リーチの長さもあり、今度は明らかにエースが有利だった。
つかまってしまい、膝小僧をしゃぶられて、くすぐったさのあまり呼吸困難になるほど笑ったマルコは息を荒げている。

子供の体力を使い果たして、マルコは本格的に眠くなってきたようだ。
シャワーは後だな、と思いエースはそのままちょっと寝かせようと空中に漂っている不安定なからだをまた胸に抱えた。

「マルコ…どうだった?モビー特製エース蜂蜜の味は…美味しかったか?」

コクン、と頷くマルコはもう、ほとんどまぶたを閉じてしまっている。

「ほら、言葉で話さないとよく分らないって…どんな味だった?」
「甘い…よい…」

薄赤い唇が、まだ少し残っている甘さを探して、エースの胸を這う。鎖骨に少したまっていた蜜をぺろり、と舐められて、エースの背を軽い戦慄が走る。

「マルコ……これ、好きか?…」
「……好きだよい…」

その言葉の響きが、また少し胸の中を温めて、押し殺している鈍い痛みを和らげてくれる。


これでいい。
こうして、また、少しずつ、マルコと好きを重ねていけばいい。

今までにたくさんマルコから貰った、好きという気持ちを、今度はおれがマルコに渡していけばいい。
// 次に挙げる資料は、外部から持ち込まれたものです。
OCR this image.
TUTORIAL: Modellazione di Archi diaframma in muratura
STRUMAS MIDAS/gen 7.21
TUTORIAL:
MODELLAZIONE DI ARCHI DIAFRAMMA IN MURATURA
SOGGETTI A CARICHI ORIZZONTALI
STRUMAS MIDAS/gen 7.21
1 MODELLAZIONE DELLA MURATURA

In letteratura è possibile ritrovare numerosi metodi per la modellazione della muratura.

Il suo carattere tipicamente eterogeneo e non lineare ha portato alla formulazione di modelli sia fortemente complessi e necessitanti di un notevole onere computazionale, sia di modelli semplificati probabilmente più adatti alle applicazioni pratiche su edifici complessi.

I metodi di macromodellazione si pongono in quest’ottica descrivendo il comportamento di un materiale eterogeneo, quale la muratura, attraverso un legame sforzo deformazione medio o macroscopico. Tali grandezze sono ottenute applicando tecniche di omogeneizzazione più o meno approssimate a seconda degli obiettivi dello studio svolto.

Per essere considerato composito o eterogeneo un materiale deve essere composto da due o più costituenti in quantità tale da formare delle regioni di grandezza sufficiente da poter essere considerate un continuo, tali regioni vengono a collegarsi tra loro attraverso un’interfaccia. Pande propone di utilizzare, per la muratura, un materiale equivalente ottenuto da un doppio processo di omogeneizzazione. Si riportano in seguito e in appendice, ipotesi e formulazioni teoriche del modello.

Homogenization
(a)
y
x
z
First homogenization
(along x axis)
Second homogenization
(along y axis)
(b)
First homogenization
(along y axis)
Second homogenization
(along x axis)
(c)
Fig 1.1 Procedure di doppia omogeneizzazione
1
この長い午後の時間に、ゆっくりと大きくしていけばいい。
焦らなくたって、大切なものはもう腕の中にある。まだ、眠っているだけ。

軽い寝息をたてはじめた姿に安心して、マルコの額にキスを落とす。

まだ肌には蜂蜜の香りが残っていて、ああ、甘いな、とエースは思った。